Single-electronics

Ehsan Afshari (ehsan@caltech.edu)

 

Single-electron devices, in which it is possible to control the movement and position of a single or small number of electrons, have recently attracted much attention. The prospect of silicon transistors being replaced by single-electron devices in integrated circuits faces tough challenges and remains uncertain. Nevertheless, even if this replacement does not happen, single-electronics will continue to play an important role by shedding light on the fundamental size limitations of new electronic devices.

The advantages of these devices are as follows, First these devices operate with very small dimensions because this technology relies simply on the Coulomb repulsion among electrons, single-electron devices are anticipated to operate even with very small physical dimensions, such as atomic scale. Second advantage is ultra-low power operation because they use a few number of electrons. Third advantage is faster operation because only a few electrons are transferred. Last advantage is ultra-low noise operation. 

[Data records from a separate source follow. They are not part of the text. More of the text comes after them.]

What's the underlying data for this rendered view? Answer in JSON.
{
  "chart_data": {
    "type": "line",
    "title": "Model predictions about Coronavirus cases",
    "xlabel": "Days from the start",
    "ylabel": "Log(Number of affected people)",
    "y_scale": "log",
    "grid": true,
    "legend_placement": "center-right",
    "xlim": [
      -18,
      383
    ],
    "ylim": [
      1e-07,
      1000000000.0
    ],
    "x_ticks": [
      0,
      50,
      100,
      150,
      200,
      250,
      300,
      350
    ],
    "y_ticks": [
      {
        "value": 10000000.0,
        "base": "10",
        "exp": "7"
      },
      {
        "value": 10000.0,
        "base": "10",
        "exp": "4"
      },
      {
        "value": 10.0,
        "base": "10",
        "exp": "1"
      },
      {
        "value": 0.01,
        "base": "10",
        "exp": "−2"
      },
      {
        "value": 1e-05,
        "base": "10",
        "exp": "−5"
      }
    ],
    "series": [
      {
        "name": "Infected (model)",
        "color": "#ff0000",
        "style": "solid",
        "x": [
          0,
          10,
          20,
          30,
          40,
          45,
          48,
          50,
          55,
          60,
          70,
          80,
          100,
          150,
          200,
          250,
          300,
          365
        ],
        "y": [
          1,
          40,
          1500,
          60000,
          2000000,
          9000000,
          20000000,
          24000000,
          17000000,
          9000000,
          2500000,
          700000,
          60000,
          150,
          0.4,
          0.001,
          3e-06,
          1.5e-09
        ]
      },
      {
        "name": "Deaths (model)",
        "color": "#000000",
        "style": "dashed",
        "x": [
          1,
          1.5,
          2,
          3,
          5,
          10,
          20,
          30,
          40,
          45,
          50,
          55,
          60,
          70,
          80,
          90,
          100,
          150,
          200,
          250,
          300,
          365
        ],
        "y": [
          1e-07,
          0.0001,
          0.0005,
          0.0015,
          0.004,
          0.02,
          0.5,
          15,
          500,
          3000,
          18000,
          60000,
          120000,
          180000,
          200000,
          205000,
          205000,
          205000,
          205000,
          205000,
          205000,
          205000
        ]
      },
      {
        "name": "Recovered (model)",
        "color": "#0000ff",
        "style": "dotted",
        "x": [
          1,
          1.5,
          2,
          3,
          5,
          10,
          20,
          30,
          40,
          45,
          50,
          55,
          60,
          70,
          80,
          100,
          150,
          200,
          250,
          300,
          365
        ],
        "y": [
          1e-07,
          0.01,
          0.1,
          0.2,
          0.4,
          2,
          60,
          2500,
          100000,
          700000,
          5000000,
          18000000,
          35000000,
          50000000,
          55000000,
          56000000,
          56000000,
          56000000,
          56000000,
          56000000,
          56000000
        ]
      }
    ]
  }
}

People normally use these devices in digital circuits (like memories and gates) or in sensors (the single-electron sensor is at least 1000 times better than specially designed low temperature semiconductor devices). Here in CHIC we are working on single-electron theory, single-electron devices modeling and designing a few analog circuits with this technology. Our primary goal is low power and low noise design and secondary goal is making high speed circuit. The good point of our research is that we use single-electron phenomena in our designs rather than replacement of single-electron devices with conventional CMOS devices.